En France, avons-nous dit, cette race apparaît dès le commencement de l’époque quaternaire. Elle prit un grand développement, dans le sud-ouest principalement. « Le petit bassin de la Vézère était, pour ainsi dire, sa capitale ; ses colonies s’étendaient jusqu’en Italie, dans le nord de notre pays, dans la vallée de la Meuse[2], etc. »

Dès les temps quaternaires, les hommes de Cro-Magnon s’étaient vu disputer le sol par des individus d’un type physique différent : des brachycéphales essayèrent de se substituer aux dolichocéphales. Sur plus d’un point, des croisements eurent lieu, et de ces alliances résulta un type intermédiaire. Ce fut surtout au début de notre époque géologique que nos chasseurs de la Vézère eurent à soutenir de redoutables luttes. Des envahisseurs, appartenant à ce type qu’on a appelé dolichocéphale néolithique, arrivaient en grand nombre ; ils finirent par s’établir dans les régions qu’occupait précédemment la race de Cro-Magnon.

Mais qu’était devenue cette race ? Avait-elle été exterminée par les nouveaux venus ? Nous pouvons hardiment répondre non. À l’époque de la pierre polie, elle comptait encore, chez nous, un bon nombre de représentants dont nous trouvons les restes dans les stations de cette époque. Dans la plupart des cas, leur type dénote un métissage : ils s’étaient alliés aux envahisseurs. Sur quelques points, cependant, à Sorde, par exemple, dans les Pyrénées, la race avait persisté à l’état de pureté : elle s’était évidemment trouvée là dans des conditions d’isolement qui lui avaient permis de conserver, sans altération sensible, les caractères de ses ancêtres quaternaires. La race de Cro-Magnon a si peu disparu à la fin de l’époque glaciaire qu’on en a retrouvé des représentants non seulement dans beaucoup de stations néolithiques, comme nous venons de le voir, mais encore dans des sépultures gauloises (Piette), et que, de temps à autre, nous retrouvons ce type chez nos populations modernes[3].

Il n’en est pas moins vrai que lorsque les hommes de la pierre polie sont arrivés chez nous, le nombre des individus du type de Cro-Magnon a diminué considérablement. Les luttes qu’eurent à soutenir les vieux habitants de notre sol n’ont pas été l’unique cause de cette diminution. Sans vouloir nier l’importance qu’il faut leur attribuer, nous pensons qu’elles n’ont pas été aussi meurtrières qu’on pourrait le supposer. La paix s’est faite entre les envahisseurs et les premiers occupants, et nous en avons la preuve dans les alliances que nous venons de signaler.
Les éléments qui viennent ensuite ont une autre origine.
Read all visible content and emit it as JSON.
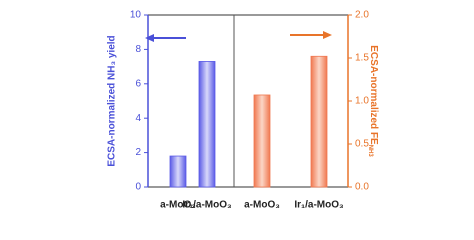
{
  "chart_data": {
    "type": "bar",
    "categories": [
      "a-MoO₃",
      "Ir₁/a-MoO₃",
      "a-MoO₃",
      "Ir₁/a-MoO₃"
    ],
    "series": [
      {
        "color": "#5a5ae6",
        "values": [
          1.8,
          7.3,
          null,
          null
        ]
      },
      {
        "color": "#f07850",
        "axis": "y2",
        "values": [
          null,
          null,
          1.07,
          1.52
        ]
      }
    ],
    "ylabel": "ECSA-normalized NH₃ yield",
    "y2label": "ECSA-normalized FE",
    "y2label_subscript": "NH3",
    "ylim": [
      0,
      10
    ],
    "yticks": [
      0,
      2,
      4,
      6,
      8,
      10
    ],
    "y2lim": [
      0,
      2
    ],
    "y2ticks": [
      {
        "value": 0,
        "label": "0.0"
      },
      0.5,
      {
        "value": 1,
        "label": "1.0"
      },
      1.5,
      {
        "value": 2,
        "label": "2.0"
      }
    ],
    "ycolor": "#4a50d8",
    "y2color": "#e8742a"
  }
}
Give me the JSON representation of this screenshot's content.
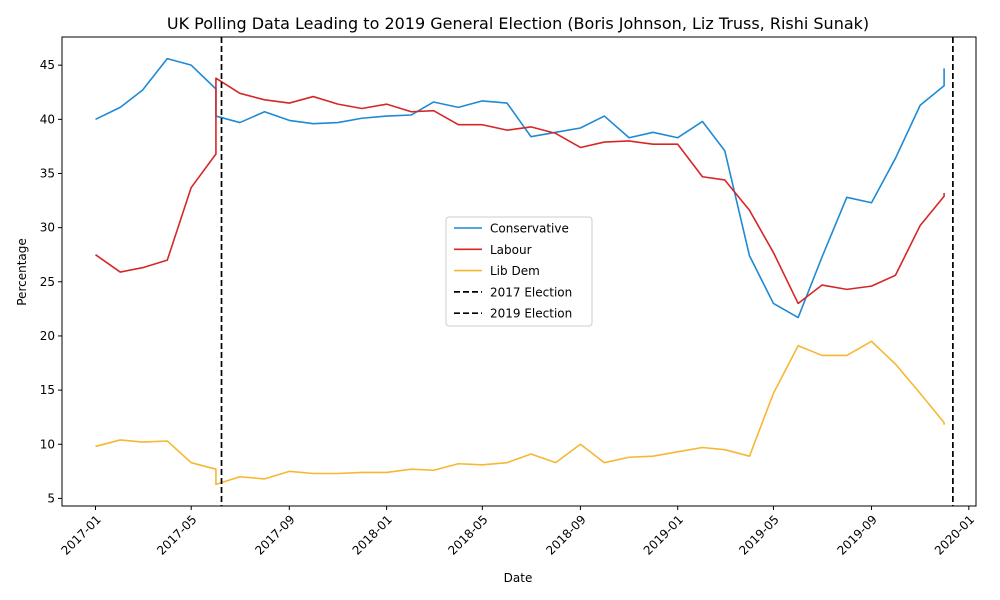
{
  "chart_data": {
    "type": "line",
    "title": "UK Polling Data Leading to 2019 General Election (Boris Johnson, Liz Truss, Rishi Sunak)",
    "xlabel": "Date",
    "ylabel": "Percentage",
    "xlim": [
      "2016-11-20",
      "2020-01-10"
    ],
    "ylim": [
      4.3,
      47.6
    ],
    "x_ticks": [
      "2017-01-01",
      "2017-05-01",
      "2017-09-01",
      "2018-01-01",
      "2018-05-01",
      "2018-09-01",
      "2019-01-01",
      "2019-05-01",
      "2019-09-01",
      "2020-01-01"
    ],
    "x_tick_labels": [
      "2017-01",
      "2017-05",
      "2017-09",
      "2018-01",
      "2018-05",
      "2018-09",
      "2019-01",
      "2019-05",
      "2019-09",
      "2020-01"
    ],
    "y_ticks": [
      5,
      10,
      15,
      20,
      25,
      30,
      35,
      40,
      45
    ],
    "y_tick_labels": [
      "5",
      "10",
      "15",
      "20",
      "25",
      "30",
      "35",
      "40",
      "45"
    ],
    "grid": false,
    "legend_position": "center-right",
    "series": [
      {
        "name": "Conservative",
        "color": "#1f8ad4",
        "x": [
          "2017-01-01",
          "2017-02-01",
          "2017-03-01",
          "2017-04-01",
          "2017-05-01",
          "2017-06-01",
          "2017-06-01",
          "2017-07-01",
          "2017-08-01",
          "2017-09-01",
          "2017-10-01",
          "2017-11-01",
          "2017-12-01",
          "2018-01-01",
          "2018-02-01",
          "2018-03-01",
          "2018-04-01",
          "2018-05-01",
          "2018-06-01",
          "2018-07-01",
          "2018-08-01",
          "2018-09-01",
          "2018-10-01",
          "2018-11-01",
          "2018-12-01",
          "2019-01-01",
          "2019-02-01",
          "2019-03-01",
          "2019-04-01",
          "2019-05-01",
          "2019-06-01",
          "2019-07-01",
          "2019-08-01",
          "2019-09-01",
          "2019-10-01",
          "2019-11-01",
          "2019-12-01",
          "2019-12-01"
        ],
        "values": [
          40.0,
          41.1,
          42.7,
          45.6,
          45.0,
          42.8,
          40.3,
          39.7,
          40.7,
          39.9,
          39.6,
          39.7,
          40.1,
          40.3,
          40.4,
          41.6,
          41.1,
          41.7,
          41.5,
          38.4,
          38.8,
          39.2,
          40.3,
          38.3,
          38.8,
          38.3,
          39.8,
          37.1,
          27.4,
          23.0,
          21.7,
          27.3,
          32.8,
          32.3,
          36.4,
          41.3,
          43.1,
          44.7
        ]
      },
      {
        "name": "Labour",
        "color": "#d62728",
        "x": [
          "2017-01-01",
          "2017-02-01",
          "2017-03-01",
          "2017-04-01",
          "2017-05-01",
          "2017-06-01",
          "2017-06-01",
          "2017-07-01",
          "2017-08-01",
          "2017-09-01",
          "2017-10-01",
          "2017-11-01",
          "2017-12-01",
          "2018-01-01",
          "2018-02-01",
          "2018-03-01",
          "2018-04-01",
          "2018-05-01",
          "2018-06-01",
          "2018-07-01",
          "2018-08-01",
          "2018-09-01",
          "2018-10-01",
          "2018-11-01",
          "2018-12-01",
          "2019-01-01",
          "2019-02-01",
          "2019-03-01",
          "2019-04-01",
          "2019-05-01",
          "2019-06-01",
          "2019-07-01",
          "2019-08-01",
          "2019-09-01",
          "2019-10-01",
          "2019-11-01",
          "2019-12-01",
          "2019-12-01"
        ],
        "values": [
          27.5,
          25.9,
          26.3,
          27.0,
          33.7,
          36.8,
          43.8,
          42.4,
          41.8,
          41.5,
          42.1,
          41.4,
          41.0,
          41.4,
          40.7,
          40.8,
          39.5,
          39.5,
          39.0,
          39.3,
          38.7,
          37.4,
          37.9,
          38.0,
          37.7,
          37.7,
          34.7,
          34.4,
          31.6,
          27.7,
          23.0,
          24.7,
          24.3,
          24.6,
          25.6,
          30.2,
          32.9,
          33.2
        ]
      },
      {
        "name": "Lib Dem",
        "color": "#f7b731",
        "x": [
          "2017-01-01",
          "2017-02-01",
          "2017-03-01",
          "2017-04-01",
          "2017-05-01",
          "2017-06-01",
          "2017-06-01",
          "2017-07-01",
          "2017-08-01",
          "2017-09-01",
          "2017-10-01",
          "2017-11-01",
          "2017-12-01",
          "2018-01-01",
          "2018-02-01",
          "2018-03-01",
          "2018-04-01",
          "2018-05-01",
          "2018-06-01",
          "2018-07-01",
          "2018-08-01",
          "2018-09-01",
          "2018-10-01",
          "2018-11-01",
          "2018-12-01",
          "2019-01-01",
          "2019-02-01",
          "2019-03-01",
          "2019-04-01",
          "2019-05-01",
          "2019-06-01",
          "2019-07-01",
          "2019-08-01",
          "2019-09-01",
          "2019-10-01",
          "2019-11-01",
          "2019-12-01",
          "2019-12-01"
        ],
        "values": [
          9.8,
          10.4,
          10.2,
          10.3,
          8.3,
          7.7,
          6.3,
          7.0,
          6.8,
          7.5,
          7.3,
          7.3,
          7.4,
          7.4,
          7.7,
          7.6,
          8.2,
          8.1,
          8.3,
          9.1,
          8.3,
          10.0,
          8.3,
          8.8,
          8.9,
          9.3,
          9.7,
          9.5,
          8.9,
          14.7,
          19.1,
          18.2,
          18.2,
          19.5,
          17.4,
          14.7,
          12.0,
          11.8
        ]
      }
    ],
    "vlines": [
      {
        "name": "2017 Election",
        "x": "2017-06-08",
        "color": "#000000",
        "style": "dashed"
      },
      {
        "name": "2019 Election",
        "x": "2019-12-12",
        "color": "#000000",
        "style": "dashed"
      }
    ]
  }
}
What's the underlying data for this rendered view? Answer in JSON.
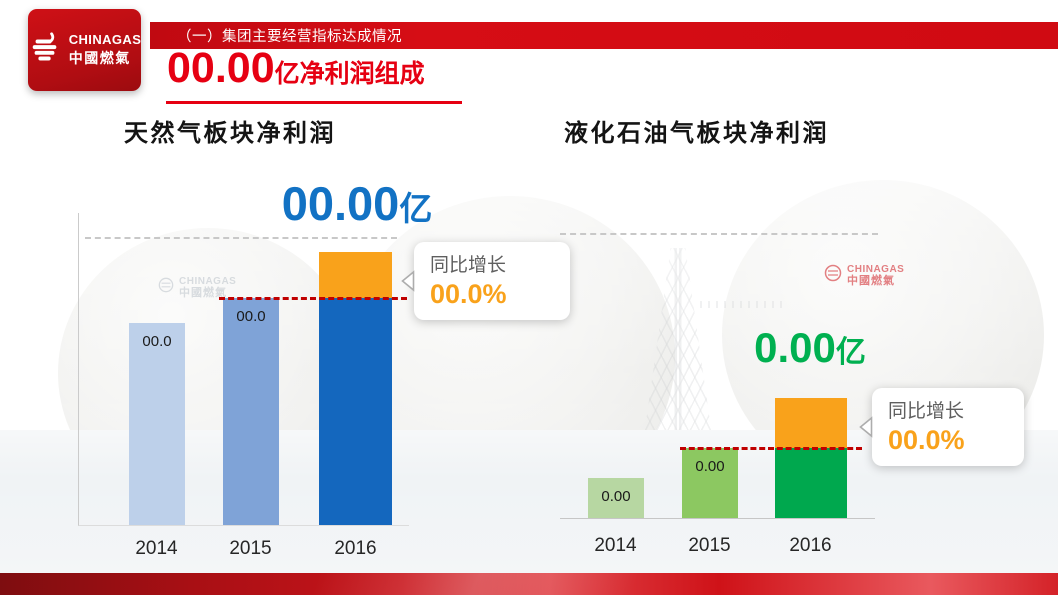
{
  "logo": {
    "name_en": "CHINAGAS",
    "name_cn": "中國燃氣"
  },
  "banner": {
    "text": "（一）集团主要经营指标达成情况"
  },
  "title": {
    "number": "00.00",
    "suffix": "亿净利润组成"
  },
  "watermark": {
    "name_en": "CHINAGAS",
    "name_cn": "中國燃氣"
  },
  "colors": {
    "banner_red": "#d00a11",
    "title_red": "#e60012",
    "blue_headline": "#1272c4",
    "green_headline": "#00b050",
    "orange": "#f9a21b",
    "reference_line_red": "#c00000"
  },
  "icons": {
    "logo_flame": "flame-icon",
    "callout_arrow": "left-arrow-icon"
  },
  "chart_data": [
    {
      "type": "bar",
      "title": "天然气板块净利润",
      "headline": {
        "value": "00.00",
        "unit": "亿",
        "color": "#1272c4"
      },
      "categories": [
        "2014",
        "2015",
        "2016"
      ],
      "bars": [
        {
          "category": "2014",
          "label": "00.0",
          "value_rel": 74,
          "color": "#bdd0ea"
        },
        {
          "category": "2015",
          "label": "00.0",
          "value_rel": 83,
          "color": "#7fa3d7"
        },
        {
          "category": "2016",
          "label": "",
          "value_rel": 100,
          "color": "#1467be",
          "growth_rel": 17,
          "growth_color": "#f9a21b"
        }
      ],
      "reference_line": {
        "level_rel": 83,
        "color": "#c00000",
        "style": "dashed"
      },
      "callout": {
        "label": "同比增长",
        "value": "00.0%"
      },
      "grid": {
        "top_dashed_line": true
      },
      "value_scale": "relative units, 2016 total = 100 (slide figures are masked placeholders)"
    },
    {
      "type": "bar",
      "title": "液化石油气板块净利润",
      "headline": {
        "value": "0.00",
        "unit": "亿",
        "color": "#00b050"
      },
      "categories": [
        "2014",
        "2015",
        "2016"
      ],
      "bars": [
        {
          "category": "2014",
          "label": "0.00",
          "value_rel": 33,
          "color": "#b7d7a2"
        },
        {
          "category": "2015",
          "label": "0.00",
          "value_rel": 58,
          "color": "#8cc861"
        },
        {
          "category": "2016",
          "label": "",
          "value_rel": 100,
          "color": "#00a84e",
          "growth_rel": 42,
          "growth_color": "#f9a21b"
        }
      ],
      "reference_line": {
        "level_rel": 58,
        "color": "#c00000",
        "style": "dashed"
      },
      "callout": {
        "label": "同比增长",
        "value": "00.0%"
      },
      "grid": {
        "top_dashed_line": true
      },
      "value_scale": "relative units, 2016 total = 100 (slide figures are masked placeholders)"
    }
  ]
}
Une autre raison nous explique la diminution de la race de Cro-Magnon au début de notre époque géologique, ce sont ses migrations. Habitué à chasser des animaux qui émigraient alors dans diverses directions, gêné aussi, sans doute, par ces nouveaux venus qui lui disputaient ses ressources, l’homme de Cro-Magnon a cherché d’autres territoires. Il est possible qu’il ait suivi plusieurs voies ; les documents dont nous disposons actuellement ne nous permettent pas de faire l’histoire complète de ces migrations, et, d’ailleurs, il n’en est qu’une qui nous intéresse pour le moment, c’est celle qui s’est dirigée vers le sud. Nous espérons la mettre hors de doute.

  1. A. de Quatrefages, l’Espèce humaine. Paris, 1877.
  2. A. de Quatrefages, op. cit.
  3. Voir, à ce sujet, l’Espèce humaine, par M. de Quatrefages ; les Crania ethnica, par MM. de Quatrefages et Hamy, et les deux notes que nous avons publiées, l’une Sur deux crânes modernes du type de Cro-Magnon (Bull. Soc. anthrop., 1876), l’autre sur la Race de Cro-Magnon, ses migrations, ses descendants (Revue d’anthropologie, t. Ier, 3e série, 1886).